Comparative study of the ideal and actual adhesion interfaces of the die bonding structure using conductive adhesives

Abstract

ABSTRACT A die bonding interface consisting of a plated gold surface and conductive silver paste was investigated using two approaches: One was a computational method for the ideal interaction, while the other was an experimental technique to get some ideas about the actual bonding. A density functional theory (DFT) calculation was employed to clarify the adhesive interface between the Au (1 1 1) surface and bisphenol-A type epoxy resin which included dicyandiamide as a curing agent. The computational results showed that the cyano group involved in the hardener strongly binds to a gold atom on the ideal surface. This interaction is likely to be assigned to σ-donation and π-back donation. The predicted adhesive strength was 1.15 GPa.
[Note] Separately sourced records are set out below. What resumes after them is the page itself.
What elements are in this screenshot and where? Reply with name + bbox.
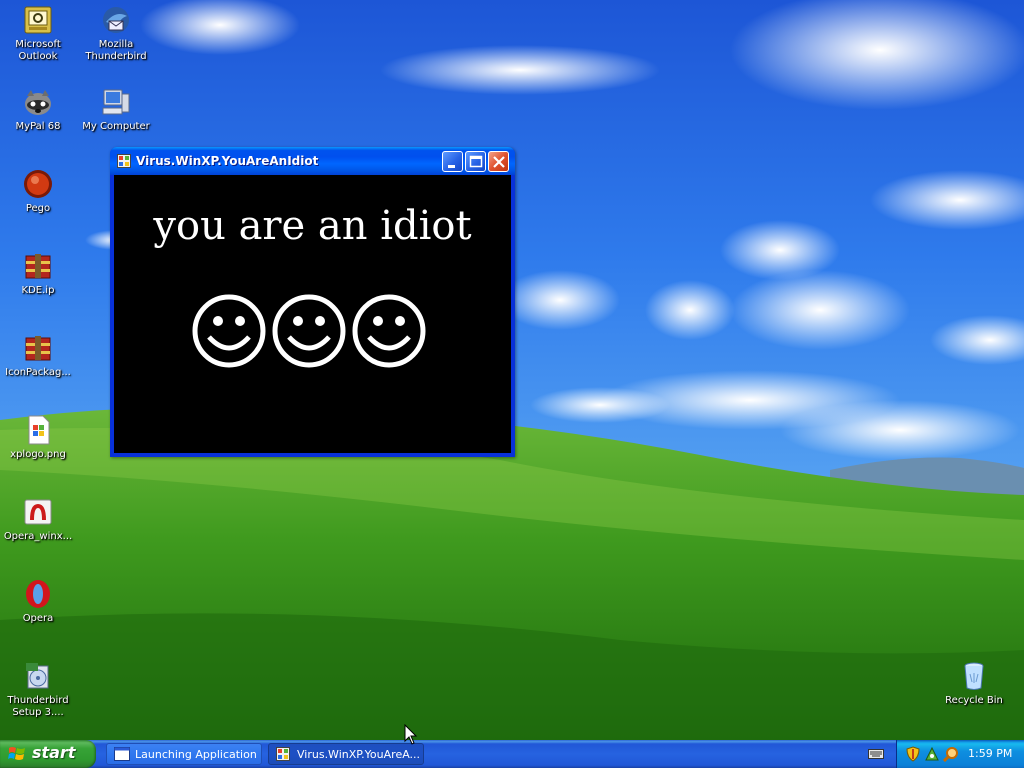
virus-window[interactable]: Virus.WinXP.YouAreAnIdiot you are an idi… (110, 147, 515, 457)
start-button[interactable]: start (0, 740, 96, 768)
desktop-icon-microsoft-outlook[interactable]: Microsoft Outlook (0, 4, 76, 63)
minimize-button[interactable] (442, 151, 463, 172)
start-label: start (32, 743, 76, 762)
maximize-button[interactable] (465, 151, 486, 172)
desktop-icon-my-computer[interactable]: My Computer (78, 86, 154, 133)
opera-icon (26, 580, 50, 608)
smiley-face-icon (272, 294, 346, 368)
opera-installer-icon (24, 499, 52, 525)
desktop-icon-label: xplogo.png (10, 449, 66, 460)
minimize-icon (448, 165, 455, 168)
desktop-icon-pego[interactable]: Pego (0, 168, 76, 215)
setup-installer-icon (26, 663, 49, 689)
taskbar-clock: 1:59 PM (968, 747, 1013, 760)
desktop-icon-label: Mozilla Thunderbird (85, 39, 147, 62)
outlook-icon (24, 6, 52, 34)
recycle-bin-icon (964, 662, 984, 690)
application-window-icon (114, 747, 130, 761)
smiley-face-icon (192, 294, 266, 368)
keyboard-icon[interactable] (868, 748, 884, 760)
desktop-icon-kde-ip[interactable]: KDE.ip (0, 250, 76, 297)
close-button[interactable] (488, 151, 509, 172)
close-icon (493, 156, 505, 168)
desktop-icon-label: Microsoft Outlook (15, 39, 61, 62)
desktop-icon-label: Opera (22, 613, 54, 624)
taskbar-button-virus-window[interactable]: Virus.WinXP.YouAreA... (268, 743, 424, 765)
winrar-archive-icon (25, 254, 51, 279)
desktop-icon-opera[interactable]: Opera (0, 578, 76, 625)
window-titlebar[interactable]: Virus.WinXP.YouAreAnIdiot (110, 147, 515, 175)
idiot-message: you are an idiot (153, 203, 472, 249)
pego-icon (24, 170, 52, 198)
taskbar-button-launching-application[interactable]: Launching Application (106, 743, 262, 765)
maximize-icon (469, 155, 483, 168)
window-title: Virus.WinXP.YouAreAnIdiot (136, 154, 319, 168)
smiley-face-icon (352, 294, 426, 368)
my-computer-icon (102, 89, 130, 115)
desktop-icon-xplogo-png[interactable]: xplogo.png (0, 414, 76, 461)
window-content: you are an idiot (114, 175, 511, 453)
search-icon[interactable] (943, 746, 959, 762)
windows-logo-icon (8, 747, 25, 760)
thunderbird-icon (103, 7, 129, 33)
winrar-archive-icon (25, 336, 51, 361)
desktop-icon-recycle-bin[interactable]: Recycle Bin (936, 660, 1012, 707)
mouse-cursor-icon (404, 724, 418, 745)
desktop-icon-label: Opera_winx... (3, 531, 73, 542)
desktop-icon-thunderbird-setup[interactable]: Thunderbird Setup 3.... (0, 660, 76, 719)
desktop-icon-label: MyPal 68 (15, 121, 61, 132)
desktop-icon-mozilla-thunderbird[interactable]: Mozilla Thunderbird (78, 4, 154, 63)
desktop-icon-label: KDE.ip (21, 285, 55, 296)
desktop-icon-label: Thunderbird Setup 3.... (7, 695, 69, 718)
png-file-icon (28, 415, 50, 445)
desktop-icon-mypal[interactable]: MyPal 68 (0, 86, 76, 133)
security-shield-icon[interactable] (905, 746, 921, 762)
taskbar-button-label: Virus.WinXP.YouAreA... (297, 748, 421, 761)
desktop-icon-label: Pego (25, 203, 51, 214)
desktop-icon-label: IconPackag... (5, 367, 71, 378)
taskbar: start Launching Application Virus.WinXP.… (0, 740, 1024, 768)
network-icon[interactable] (924, 746, 940, 762)
app-window-icon (117, 154, 131, 168)
desktop-icon-label: Recycle Bin (945, 695, 1003, 706)
app-window-icon (276, 747, 290, 761)
desktop-icon-iconpackager[interactable]: IconPackag... (0, 332, 76, 379)
desktop-icon-label: My Computer (82, 121, 150, 132)
desktop-icon-opera-installer[interactable]: Opera_winx... (0, 496, 76, 543)
taskbar-button-label: Launching Application (135, 748, 257, 761)
mypal-icon (25, 90, 51, 115)
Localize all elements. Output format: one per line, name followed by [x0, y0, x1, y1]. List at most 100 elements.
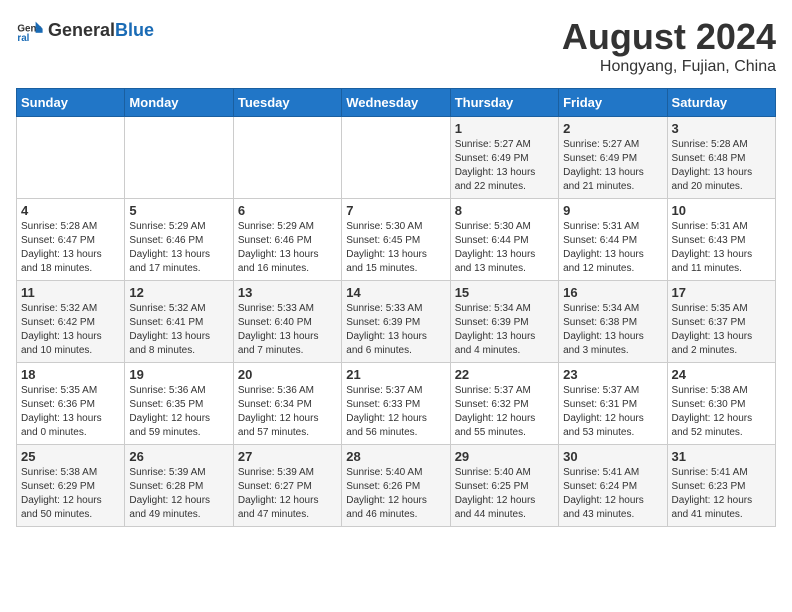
day-info: Sunrise: 5:28 AMSunset: 6:48 PMDaylight:…	[672, 138, 771, 194]
day-info: Sunrise: 5:27 AMSunset: 6:49 PMDaylight:…	[563, 138, 662, 194]
day-number: 28	[346, 449, 445, 464]
day-info: Sunrise: 5:30 AMSunset: 6:44 PMDaylight:…	[455, 220, 554, 276]
day-info: Sunrise: 5:31 AMSunset: 6:43 PMDaylight:…	[672, 220, 771, 276]
day-info: Sunrise: 5:37 AMSunset: 6:31 PMDaylight:…	[563, 384, 662, 440]
day-cell: 19 Sunrise: 5:36 AMSunset: 6:35 PMDayligh…	[125, 363, 233, 445]
day-info: Sunrise: 5:38 AMSunset: 6:30 PMDaylight:…	[672, 384, 771, 440]
day-cell: 5Sunrise: 5:29 AMSunset: 6:46 PMDaylight…	[125, 199, 233, 281]
day-cell: 8 Sunrise: 5:30 AMSunset: 6:44 PMDaylight…	[450, 199, 558, 281]
day-number: 7	[346, 203, 445, 218]
day-info: Sunrise: 5:31 AMSunset: 6:44 PMDaylight:…	[563, 220, 662, 276]
day-number: 24	[672, 367, 771, 382]
day-info: Sunrise: 5:33 AMSunset: 6:40 PMDaylight:…	[238, 302, 337, 358]
day-number: 16	[563, 285, 662, 300]
day-cell: 17 Sunrise: 5:35 AMSunset: 6:37 PMDayligh…	[667, 281, 775, 363]
day-cell: 1 Sunrise: 5:27 AMSunset: 6:49 PMDaylight…	[450, 117, 558, 199]
day-number: 15	[455, 285, 554, 300]
day-cell: 9 Sunrise: 5:31 AMSunset: 6:44 PMDaylight…	[559, 199, 667, 281]
day-info: Sunrise: 5:40 AMSunset: 6:25 PMDaylight:…	[455, 466, 554, 522]
day-info: Sunrise: 5:36 AMSunset: 6:35 PMDaylight:…	[129, 384, 228, 440]
day-cell: 23 Sunrise: 5:37 AMSunset: 6:31 PMDayligh…	[559, 363, 667, 445]
day-cell: 10 Sunrise: 5:31 AMSunset: 6:43 PMDayligh…	[667, 199, 775, 281]
day-cell	[125, 117, 233, 199]
svg-text:ral: ral	[17, 33, 29, 44]
day-cell: 3Sunrise: 5:28 AMSunset: 6:48 PMDaylight…	[667, 117, 775, 199]
day-number: 21	[346, 367, 445, 382]
day-info: Sunrise: 5:32 AMSunset: 6:42 PMDaylight:…	[21, 302, 120, 358]
day-info: Sunrise: 5:28 AMSunset: 6:47 PMDaylight:…	[21, 220, 120, 276]
day-number: 17	[672, 285, 771, 300]
day-cell: 13Sunrise: 5:33 AMSunset: 6:40 PMDayligh…	[233, 281, 341, 363]
day-info: Sunrise: 5:41 AMSunset: 6:23 PMDaylight:…	[672, 466, 771, 522]
day-info: Sunrise: 5:39 AMSunset: 6:28 PMDaylight:…	[129, 466, 228, 522]
day-number: 8	[455, 203, 554, 218]
day-number: 9	[563, 203, 662, 218]
day-info: Sunrise: 5:29 AMSunset: 6:46 PMDaylight:…	[238, 220, 337, 276]
day-cell	[342, 117, 450, 199]
day-cell: 24 Sunrise: 5:38 AMSunset: 6:30 PMDayligh…	[667, 363, 775, 445]
day-info: Sunrise: 5:33 AMSunset: 6:39 PMDaylight:…	[346, 302, 445, 358]
calendar-table: Sunday Monday Tuesday Wednesday Thursday…	[16, 88, 776, 527]
day-cell: 15 Sunrise: 5:34 AMSunset: 6:39 PMDayligh…	[450, 281, 558, 363]
day-info: Sunrise: 5:27 AMSunset: 6:49 PMDaylight:…	[455, 138, 554, 194]
page-header: Gene ral GeneralBlue August 2024 Hongyan…	[16, 16, 776, 76]
col-wednesday: Wednesday	[342, 89, 450, 117]
col-monday: Monday	[125, 89, 233, 117]
day-cell: 20Sunrise: 5:36 AMSunset: 6:34 PMDayligh…	[233, 363, 341, 445]
day-number: 31	[672, 449, 771, 464]
day-number: 23	[563, 367, 662, 382]
day-info: Sunrise: 5:34 AMSunset: 6:39 PMDaylight:…	[455, 302, 554, 358]
logo: Gene ral GeneralBlue	[16, 16, 154, 44]
day-info: Sunrise: 5:34 AMSunset: 6:38 PMDaylight:…	[563, 302, 662, 358]
day-cell	[17, 117, 125, 199]
day-cell: 26 Sunrise: 5:39 AMSunset: 6:28 PMDayligh…	[125, 445, 233, 527]
day-number: 6	[238, 203, 337, 218]
day-number: 10	[672, 203, 771, 218]
logo-icon: Gene ral	[16, 16, 44, 44]
week-row-5: 25 Sunrise: 5:38 AMSunset: 6:29 PMDayligh…	[17, 445, 776, 527]
week-row-1: 1 Sunrise: 5:27 AMSunset: 6:49 PMDaylight…	[17, 117, 776, 199]
day-cell: 14 Sunrise: 5:33 AMSunset: 6:39 PMDayligh…	[342, 281, 450, 363]
title-block: August 2024 Hongyang, Fujian, China	[562, 16, 776, 76]
day-number: 4	[21, 203, 120, 218]
day-cell: 25 Sunrise: 5:38 AMSunset: 6:29 PMDayligh…	[17, 445, 125, 527]
day-cell	[233, 117, 341, 199]
day-info: Sunrise: 5:41 AMSunset: 6:24 PMDaylight:…	[563, 466, 662, 522]
day-cell: 28 Sunrise: 5:40 AMSunset: 6:26 PMDayligh…	[342, 445, 450, 527]
day-number: 14	[346, 285, 445, 300]
logo-blue: Blue	[115, 20, 154, 40]
day-cell: 27Sunrise: 5:39 AMSunset: 6:27 PMDayligh…	[233, 445, 341, 527]
day-info: Sunrise: 5:39 AMSunset: 6:27 PMDaylight:…	[238, 466, 337, 522]
day-number: 18	[21, 367, 120, 382]
day-cell: 16 Sunrise: 5:34 AMSunset: 6:38 PMDayligh…	[559, 281, 667, 363]
day-info: Sunrise: 5:35 AMSunset: 6:36 PMDaylight:…	[21, 384, 120, 440]
day-cell: 30Sunrise: 5:41 AMSunset: 6:24 PMDayligh…	[559, 445, 667, 527]
day-info: Sunrise: 5:40 AMSunset: 6:26 PMDaylight:…	[346, 466, 445, 522]
day-number: 20	[238, 367, 337, 382]
day-cell: 11Sunrise: 5:32 AMSunset: 6:42 PMDayligh…	[17, 281, 125, 363]
day-info: Sunrise: 5:29 AMSunset: 6:46 PMDaylight:…	[129, 220, 228, 276]
week-row-4: 18 Sunrise: 5:35 AMSunset: 6:36 PMDayligh…	[17, 363, 776, 445]
day-cell: 18 Sunrise: 5:35 AMSunset: 6:36 PMDayligh…	[17, 363, 125, 445]
day-cell: 7 Sunrise: 5:30 AMSunset: 6:45 PMDaylight…	[342, 199, 450, 281]
day-number: 19	[129, 367, 228, 382]
location: Hongyang, Fujian, China	[562, 58, 776, 76]
day-number: 26	[129, 449, 228, 464]
day-cell: 12Sunrise: 5:32 AMSunset: 6:41 PMDayligh…	[125, 281, 233, 363]
day-cell: 6 Sunrise: 5:29 AMSunset: 6:46 PMDaylight…	[233, 199, 341, 281]
day-cell: 31 Sunrise: 5:41 AMSunset: 6:23 PMDayligh…	[667, 445, 775, 527]
day-number: 12	[129, 285, 228, 300]
day-cell: 2 Sunrise: 5:27 AMSunset: 6:49 PMDaylight…	[559, 117, 667, 199]
calendar-header-row: Sunday Monday Tuesday Wednesday Thursday…	[17, 89, 776, 117]
day-info: Sunrise: 5:35 AMSunset: 6:37 PMDaylight:…	[672, 302, 771, 358]
day-info: Sunrise: 5:30 AMSunset: 6:45 PMDaylight:…	[346, 220, 445, 276]
day-cell: 21 Sunrise: 5:37 AMSunset: 6:33 PMDayligh…	[342, 363, 450, 445]
day-number: 2	[563, 121, 662, 136]
day-cell: 22Sunrise: 5:37 AMSunset: 6:32 PMDayligh…	[450, 363, 558, 445]
day-number: 1	[455, 121, 554, 136]
day-info: Sunrise: 5:38 AMSunset: 6:29 PMDaylight:…	[21, 466, 120, 522]
day-number: 25	[21, 449, 120, 464]
logo-general: General	[48, 20, 115, 40]
col-saturday: Saturday	[667, 89, 775, 117]
day-info: Sunrise: 5:37 AMSunset: 6:33 PMDaylight:…	[346, 384, 445, 440]
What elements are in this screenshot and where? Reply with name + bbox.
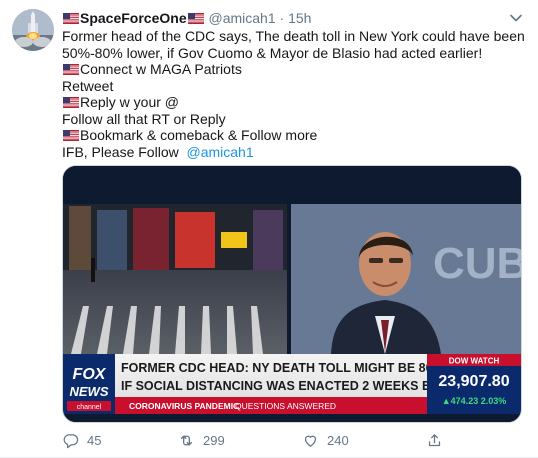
us-flag-icon (63, 64, 79, 75)
network-logo-bottom: NEWS (70, 384, 109, 399)
rocket-launch-image (12, 9, 54, 51)
retweet-button[interactable]: 299 (178, 430, 225, 450)
retweet-icon (180, 435, 193, 445)
tweet-line: Follow all that RT or Reply (62, 110, 226, 127)
avatar[interactable] (12, 9, 54, 51)
separator: · (279, 10, 285, 26)
tweet-line: Bookmark & comeback & Follow more (62, 127, 522, 144)
ticker-topic: CORONAVIRUS PANDEMIC (129, 401, 239, 411)
us-flag-icon (63, 13, 79, 24)
tweet-line-text: Reply w your @ (80, 94, 180, 110)
heart-icon (304, 435, 317, 447)
retweet-count: 299 (203, 432, 225, 448)
user-handle[interactable]: @amicah1 (209, 10, 276, 26)
video-media[interactable]: CUB FOX NEWS channel FORMER CDC HEAD: NY… (62, 165, 522, 423)
like-button[interactable]: 240 (302, 430, 349, 450)
share-icon (428, 433, 441, 446)
tweet-line-text: Connect w MAGA Patriots (80, 61, 242, 77)
tweet-line: IFB, Please Follow @amicah1 (62, 144, 522, 161)
reply-icon (63, 433, 79, 448)
tweet-line: 50%-80% lower, if Gov Cuomo & Mayor de B… (62, 44, 483, 61)
tweet-line: Former head of the CDC says, The death t… (62, 28, 525, 44)
headline-line-2: IF SOCIAL DISTANCING WAS ENACTED 2 WEEKS… (121, 379, 477, 393)
backdrop-text: CUB (433, 239, 521, 288)
network-logo-sub: channel (77, 404, 102, 411)
reply-count: 45 (87, 432, 102, 448)
us-flag-icon (63, 97, 79, 108)
tweet[interactable]: SpaceForceOne @amicah1 · 15h Former head… (0, 0, 538, 458)
ticker-subtopic: QUESTIONS ANSWERED (235, 401, 336, 411)
tweet-text: Former head of the CDC says, The death t… (62, 28, 525, 161)
network-logo-top: FOX (73, 366, 107, 383)
us-flag-icon (187, 13, 204, 24)
market-label: DOW WATCH (449, 357, 500, 366)
share-button[interactable] (426, 430, 451, 450)
chevron-down-icon[interactable] (508, 10, 524, 26)
market-change: ▲474.23 2.03% (442, 396, 506, 406)
video-frame: CUB FOX NEWS channel FORMER CDC HEAD: NY… (63, 166, 521, 422)
market-value: 23,907.80 (438, 373, 509, 390)
like-count: 240 (327, 432, 349, 448)
tweet-line-text: Bookmark & comeback & Follow more (80, 127, 318, 143)
tweet-line-text: IFB, Please Follow (62, 143, 179, 160)
mention-link[interactable]: @amicah1 (187, 144, 254, 160)
us-flag-icon (63, 130, 79, 141)
tweet-line: Connect w MAGA Patriots (62, 61, 522, 78)
tweet-line: Retweet (62, 77, 114, 94)
tweet-actions: 45 299 240 (62, 430, 462, 450)
tweet-header: SpaceForceOne @amicah1 · 15h (62, 9, 311, 27)
tweet-line: Reply w your @ (62, 94, 522, 111)
display-name[interactable]: SpaceForceOne (80, 10, 187, 26)
timestamp[interactable]: 15h (288, 10, 311, 26)
reply-button[interactable]: 45 (62, 430, 101, 450)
To evaluate the real adhesion strength, small-sized single lap-shear joints were fabricated and tensile shear tests were performed. The measured adhesive stress was about 27 MPa. The results of surface analytical methods indicated that the actual die pad surface was not smooth. Furthermore, an altered layer terminated with Au(CN)x was found on the top of the die pad. It was inferred that the mechanism of the actual die bonding interaction would be changed to the formation of hydrogen bonds. This could be a reason why reduced adhesive strength was observed.